As another step in the process of potentially building the Residences at Johnson Farm 40B housing complex on Landham Road, developers have submitted modifications to the original plan that would reduce the total number of units from 120 to 64, subject to approval by several town boards and committees.
As part of a town forum to update the Board and residents on Conservation Commission projects and works at Tuesday’s Board of Selectmen meeting at Sudbury Town Hall, Conservation Coordinator Debbie Dineen told the Board the applicant for the Johnson Farm complex, Robert Moss of Moss Development, submitted to the Zoning Board of Appeals a concept alternative plan that includes modifications to the original plan, most significantly a reduction in the number of units.
Sudbury Planning and Community Development Director Jody Kablack discussed the proposed changes on Wednesday, saying the town has received a draft of the architectural style for one type of building, which shows a reduction in porous pavement and townhouses that are only two stories in height. The updated draft also shows just six units on the Landham Road side.

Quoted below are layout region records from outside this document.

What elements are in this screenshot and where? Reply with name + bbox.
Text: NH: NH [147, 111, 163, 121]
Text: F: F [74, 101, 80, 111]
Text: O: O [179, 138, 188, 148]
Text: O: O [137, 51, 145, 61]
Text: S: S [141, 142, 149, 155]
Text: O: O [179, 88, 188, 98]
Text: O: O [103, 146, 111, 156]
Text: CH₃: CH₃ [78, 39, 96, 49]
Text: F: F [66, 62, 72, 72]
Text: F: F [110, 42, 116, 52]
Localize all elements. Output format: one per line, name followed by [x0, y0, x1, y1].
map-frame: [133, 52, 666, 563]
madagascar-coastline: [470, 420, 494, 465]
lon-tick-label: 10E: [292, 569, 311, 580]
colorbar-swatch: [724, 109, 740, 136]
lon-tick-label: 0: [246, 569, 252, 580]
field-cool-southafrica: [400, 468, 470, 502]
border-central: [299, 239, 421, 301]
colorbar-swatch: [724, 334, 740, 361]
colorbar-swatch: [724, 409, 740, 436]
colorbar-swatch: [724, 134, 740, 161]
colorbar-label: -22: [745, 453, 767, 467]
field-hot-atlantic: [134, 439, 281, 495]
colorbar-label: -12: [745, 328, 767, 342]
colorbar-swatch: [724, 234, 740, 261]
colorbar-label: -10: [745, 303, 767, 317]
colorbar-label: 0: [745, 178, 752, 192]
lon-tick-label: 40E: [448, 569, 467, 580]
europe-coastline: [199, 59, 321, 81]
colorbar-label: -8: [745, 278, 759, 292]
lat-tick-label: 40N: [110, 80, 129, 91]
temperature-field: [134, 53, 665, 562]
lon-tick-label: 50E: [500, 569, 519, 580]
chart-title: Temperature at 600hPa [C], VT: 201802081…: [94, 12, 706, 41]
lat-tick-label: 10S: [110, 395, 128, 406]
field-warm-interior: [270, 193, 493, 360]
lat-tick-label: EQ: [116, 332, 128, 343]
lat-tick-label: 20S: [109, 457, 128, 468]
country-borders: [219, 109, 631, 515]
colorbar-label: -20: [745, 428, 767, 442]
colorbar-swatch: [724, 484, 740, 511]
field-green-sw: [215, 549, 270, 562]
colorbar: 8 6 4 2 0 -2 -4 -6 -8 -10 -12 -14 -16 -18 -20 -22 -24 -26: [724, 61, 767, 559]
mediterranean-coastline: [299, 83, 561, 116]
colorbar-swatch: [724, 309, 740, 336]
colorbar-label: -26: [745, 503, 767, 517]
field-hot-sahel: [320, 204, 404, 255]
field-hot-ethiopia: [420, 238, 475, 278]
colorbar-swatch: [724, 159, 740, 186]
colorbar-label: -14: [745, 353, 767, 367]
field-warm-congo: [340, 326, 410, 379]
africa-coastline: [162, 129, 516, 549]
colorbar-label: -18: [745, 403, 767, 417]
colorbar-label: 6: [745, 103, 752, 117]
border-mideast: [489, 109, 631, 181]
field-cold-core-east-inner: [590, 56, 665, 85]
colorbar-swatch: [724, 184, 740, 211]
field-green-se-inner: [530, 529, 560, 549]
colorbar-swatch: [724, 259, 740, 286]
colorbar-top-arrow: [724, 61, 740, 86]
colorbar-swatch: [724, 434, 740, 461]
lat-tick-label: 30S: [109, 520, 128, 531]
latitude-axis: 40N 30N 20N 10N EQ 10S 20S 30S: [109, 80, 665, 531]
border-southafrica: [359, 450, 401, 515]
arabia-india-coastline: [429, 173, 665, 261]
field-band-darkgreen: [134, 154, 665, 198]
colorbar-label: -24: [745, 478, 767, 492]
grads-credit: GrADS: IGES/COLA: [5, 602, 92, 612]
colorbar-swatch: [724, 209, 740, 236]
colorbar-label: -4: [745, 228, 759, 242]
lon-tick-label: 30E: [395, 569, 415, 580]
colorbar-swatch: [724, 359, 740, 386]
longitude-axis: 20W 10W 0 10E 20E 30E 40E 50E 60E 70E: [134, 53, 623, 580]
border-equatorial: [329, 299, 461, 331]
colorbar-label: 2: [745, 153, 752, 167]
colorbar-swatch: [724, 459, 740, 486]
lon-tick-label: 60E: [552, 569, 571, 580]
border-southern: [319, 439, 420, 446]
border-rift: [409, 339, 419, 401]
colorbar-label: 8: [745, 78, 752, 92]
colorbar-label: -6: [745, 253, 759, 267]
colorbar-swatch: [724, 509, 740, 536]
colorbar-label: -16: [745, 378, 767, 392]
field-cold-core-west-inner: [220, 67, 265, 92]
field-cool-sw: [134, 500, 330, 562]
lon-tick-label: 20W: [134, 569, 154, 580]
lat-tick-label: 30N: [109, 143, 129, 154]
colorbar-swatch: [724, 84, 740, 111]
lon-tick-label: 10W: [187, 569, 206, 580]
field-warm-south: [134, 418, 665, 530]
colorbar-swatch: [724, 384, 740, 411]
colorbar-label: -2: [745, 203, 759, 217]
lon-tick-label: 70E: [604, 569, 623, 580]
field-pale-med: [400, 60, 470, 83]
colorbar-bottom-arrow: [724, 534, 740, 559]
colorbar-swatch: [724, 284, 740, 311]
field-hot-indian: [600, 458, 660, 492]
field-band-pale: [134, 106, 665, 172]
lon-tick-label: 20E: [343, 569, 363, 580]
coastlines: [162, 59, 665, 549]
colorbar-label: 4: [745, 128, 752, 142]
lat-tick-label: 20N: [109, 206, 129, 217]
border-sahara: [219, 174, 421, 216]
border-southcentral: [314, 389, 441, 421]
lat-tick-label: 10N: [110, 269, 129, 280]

“We’re passing this through staff and consultants to see if the major issues are mitigated by this plan,” Kablack said. “I think (the plans) have addressed in concept some of the major issues. I think there will be some people who will be happier (with this plan). But if the attitude is the only thing that will make them happy is no units, I think we’ll have to live with it. Going down from 120 units to 64 is a deep decline.”
In the meeting, Dineen said the reduction would not affect the footprint of the complex, adding that the applicant has requested limited project status under Massachusetts Wetlands Protection Act regulations.
From a conservation perspective, that designation would allow the project some different standards from those set by the state, a point questioned by Selectman Bob Haarde, who said he felt that other projects are subject to stricter wetlands standards.
“It is true that 40B (projects) have different standards,” said Dineen.
The ZBA will discuss the alternative plan at its next hearing on March 28. According to Kablack, the current deadline to close the hearing is April 5, but could be extended depending on the results of next week’s discussion.
“We have 40 days to render a decision from the close of the public hearing, which is still open,” she said.
Also part of the town forum was a preview of 2012 Town Meeting warrant articles by the Community Preservation Committee (CPC). Presented by CPC Chairman Chris Morely, the articles include a request to purchase a restriction on the 94-acre Pantry Brook Farm located on Concord Road near Lincoln-Sudbury Regional High School, a property Morely described as having been on “many (state and local) lists” for preservation. If approved by voters, the restriction would prevent future development of the parcel.
Other CPC proposals discussed include one to purchase and restore property at 15 Hudson Road in Town Center for either historic or open space purposes, with the existing structure anticipated to be torn down and future plans possibly to build a small historic museum on the site; the appropriation of funds to install a fire suppression system at Hosmer House and to preserve historic town records; and funds for an architectural and design study of Town Hall. A full listing of the CPC proposals is available on the town website.
Other Board news
- Following brief remarks by Board Chairman Larry O’Brien, the Board consented to a proclamation designating April 22-28 as Sudbury Earth Week and April 28 Spring Cleanup Day, and urged residents to join a town-wide effort to pick up litter from Sudbury roadsides.
- The Board approved the gift of a flagpole by HOPEsudbury, to be erected at Goodnow Library, in commemoration of the organization’s 10th anniversary. In a letter to the Board, HOPEsudbury said the “gift demonstrates our appreciation of this partnership (with the town) as we continue our joint efforts in support of those less fortunate in the community.”
- Following a March 15 talk with seniors by State Rep. Jay Kaufman, O’Brien updated meeting attendees on the status of the 2011 Special Town Meeting ballot item pertaining to tax relief for seniors, saying some 30 seniors attended and that the bill has moved on to the Senate’s Ways and Means committee, where it will go through the next stages of review.
The Board of Selectmen’s next meeting is scheduled for April 3 in Town Hall.
Sudbury Patch editor Robert Fucci contributed to this story.